The Oscar-certain musical was thrown a sop: Jennifer Hudson, the standout of the year, was named to share the Breakout Performance award with Rinko Kikuchi of "Babel."

Paramount/Dreamworks, which produced "Dreamgirls," obviously screwed up their patronage of the NBRMP in some way. NBRMP members, you see, are treated like members of another specious group, the Hollywood Foreign Press.

The studios screen movies with Oscar potential for them privately, then provide the casts and directors for Q&As. There are usually lunches or dinners involved. Pictures are taken with the stars. Everyone leaves with something.

The real question now will be: Will the studios that were truly snubbed still pony up for wildly expensive tables at the annual gala? Will they sing, “And We’re Telling You We’re Not Going”? Will they pay $30,000 for a table, or just send their individual winners with publicists?

That would leave most of the underwriting this year to Warner Bros. and to 20th Century Fox. But with nearly a half-dozen films from each studio getting some kind of attention, those two companies could fill up the room nicely.

National Board's Warner Bros. Obsession

I told you last year that Annie Schulhof, the woman who commandeered the crazy National Board of Review of Motion Pictures, was determined to give prizes to Warner Bros. or anyone connected to it.

Now Warner Bros. has not only half of the Best Picture slots from the NBRMP, but also the Best Director slot and two of the main acting awards.

What’s interesting is that the NBRMP's full membership, which gets little say in what goes on, prevailed with the Best Actor and Actress awards to Forest Whitaker and Helen Mirren.

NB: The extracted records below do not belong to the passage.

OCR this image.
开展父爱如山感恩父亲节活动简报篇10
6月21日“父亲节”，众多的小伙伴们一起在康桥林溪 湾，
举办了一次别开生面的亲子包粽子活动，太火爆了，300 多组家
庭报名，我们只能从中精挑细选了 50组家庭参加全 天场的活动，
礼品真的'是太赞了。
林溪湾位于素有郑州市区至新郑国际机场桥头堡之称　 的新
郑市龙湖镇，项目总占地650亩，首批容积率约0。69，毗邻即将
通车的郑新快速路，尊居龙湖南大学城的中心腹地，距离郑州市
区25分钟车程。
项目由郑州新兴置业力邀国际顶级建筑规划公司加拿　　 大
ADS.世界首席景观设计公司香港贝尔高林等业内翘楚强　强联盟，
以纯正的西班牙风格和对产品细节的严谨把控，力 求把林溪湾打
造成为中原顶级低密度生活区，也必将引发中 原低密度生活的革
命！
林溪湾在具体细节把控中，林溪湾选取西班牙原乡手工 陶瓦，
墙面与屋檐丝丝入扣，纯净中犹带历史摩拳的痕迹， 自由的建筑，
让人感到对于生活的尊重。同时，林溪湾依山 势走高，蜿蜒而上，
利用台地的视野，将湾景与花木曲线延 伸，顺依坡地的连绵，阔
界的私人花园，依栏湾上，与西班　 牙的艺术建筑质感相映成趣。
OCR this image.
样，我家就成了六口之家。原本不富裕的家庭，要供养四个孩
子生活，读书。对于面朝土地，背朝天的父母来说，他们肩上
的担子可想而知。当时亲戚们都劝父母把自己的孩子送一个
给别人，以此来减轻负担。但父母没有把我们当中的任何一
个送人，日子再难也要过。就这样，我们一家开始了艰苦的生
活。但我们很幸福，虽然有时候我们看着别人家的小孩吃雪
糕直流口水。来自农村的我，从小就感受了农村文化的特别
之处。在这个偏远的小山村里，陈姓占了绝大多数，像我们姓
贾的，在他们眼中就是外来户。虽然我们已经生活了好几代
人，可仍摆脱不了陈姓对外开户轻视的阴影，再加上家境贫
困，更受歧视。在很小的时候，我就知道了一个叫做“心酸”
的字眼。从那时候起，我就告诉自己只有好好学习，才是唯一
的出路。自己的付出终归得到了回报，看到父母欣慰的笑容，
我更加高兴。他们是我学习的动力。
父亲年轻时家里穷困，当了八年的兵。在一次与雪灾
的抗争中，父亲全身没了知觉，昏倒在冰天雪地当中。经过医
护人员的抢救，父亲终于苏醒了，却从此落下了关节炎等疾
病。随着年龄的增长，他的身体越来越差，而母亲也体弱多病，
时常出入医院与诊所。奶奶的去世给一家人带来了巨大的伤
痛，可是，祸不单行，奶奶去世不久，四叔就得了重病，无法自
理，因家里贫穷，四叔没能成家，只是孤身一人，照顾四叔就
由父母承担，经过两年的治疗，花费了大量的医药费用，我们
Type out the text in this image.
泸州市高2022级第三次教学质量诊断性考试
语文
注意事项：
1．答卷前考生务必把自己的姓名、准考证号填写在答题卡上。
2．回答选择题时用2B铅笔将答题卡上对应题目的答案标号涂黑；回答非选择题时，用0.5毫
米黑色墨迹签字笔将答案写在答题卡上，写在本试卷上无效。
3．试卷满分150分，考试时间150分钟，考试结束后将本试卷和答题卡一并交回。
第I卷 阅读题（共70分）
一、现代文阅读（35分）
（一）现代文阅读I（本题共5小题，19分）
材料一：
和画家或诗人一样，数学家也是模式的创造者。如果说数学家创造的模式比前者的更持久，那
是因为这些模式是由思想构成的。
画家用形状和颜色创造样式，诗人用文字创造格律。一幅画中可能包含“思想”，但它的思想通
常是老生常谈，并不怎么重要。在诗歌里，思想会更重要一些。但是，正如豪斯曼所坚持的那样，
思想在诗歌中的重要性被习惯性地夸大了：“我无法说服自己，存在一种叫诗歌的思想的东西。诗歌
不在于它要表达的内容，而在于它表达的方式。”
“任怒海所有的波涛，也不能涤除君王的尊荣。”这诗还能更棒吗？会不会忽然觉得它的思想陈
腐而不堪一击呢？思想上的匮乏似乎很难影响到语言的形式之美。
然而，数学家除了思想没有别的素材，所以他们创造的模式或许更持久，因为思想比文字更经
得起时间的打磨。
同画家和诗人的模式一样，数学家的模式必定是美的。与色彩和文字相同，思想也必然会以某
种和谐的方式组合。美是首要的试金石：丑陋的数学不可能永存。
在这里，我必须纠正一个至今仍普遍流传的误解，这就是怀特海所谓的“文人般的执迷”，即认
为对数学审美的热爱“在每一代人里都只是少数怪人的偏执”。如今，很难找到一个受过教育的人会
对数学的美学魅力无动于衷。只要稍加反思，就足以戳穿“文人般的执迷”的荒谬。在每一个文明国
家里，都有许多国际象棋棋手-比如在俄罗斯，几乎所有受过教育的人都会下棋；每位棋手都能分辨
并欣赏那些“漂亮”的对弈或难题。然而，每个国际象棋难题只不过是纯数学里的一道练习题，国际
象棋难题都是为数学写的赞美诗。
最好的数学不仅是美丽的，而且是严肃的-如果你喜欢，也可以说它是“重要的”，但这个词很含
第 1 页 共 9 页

Otherwise, their movies — “The Last King of Scotland” and “The Queen” — were totally ignored by the inner sanctum group that decides the Top 10.

The inner sanctum — known as the Exceptional Photoplay Committee — otherwise managed to find more spots for Warner Bros. with Best Ensemble ("The Departed") and Adapted Screenplay ("The Painted Veil").

It wasn’t enough that they gave the Best Picture Award last year to “Good Night, and Good Luck,” also a Warner Bros. picture. In 2003, it went to the same studio’s “Mystic River.” Of course, the NBRMP is also obsessed with anything Eastwood. In between his wins, they gave him a Lifetime Achievement Award.

I told you last year of Schulhof’s close friendship with Warner exec Dan Fellman. The Schulhofs and Fellmans are best social friends, sources say. When I spoke to Fellman last year he denied that they ever discussed the awards.

But at the last NBRMP ceremony in January 2006 I noted that Fellman “bounded to the stage to give the Best Animated Film award for 'Corpse Bride' co-director Mike Johnson (Tim Burton was a no-show).”

Fellman’s speech, I wrote, turned out to be twice as long as Johnson’s, and resembled listening to a Warner Bros. corporate press release.

This was followed by Warner chief Alan Horn giving an award to Warner Home Video expert George Feltenstein for his work releasing the Warner library on DVD.

Is Schulhof doing favors for friends? She could be doing them without being asked. Her interests certainly lie in the area, as many on the inside of the NBRMP say, of being some sort of “player” in the film business.

In 1998, Schulhof started a started a production company called Pipedream Films and immediately started handing out big cash prizes for screenwriting contests.

As yet, though, Schulhof’s only realized plot was in taking over the NBRMP and making it her own.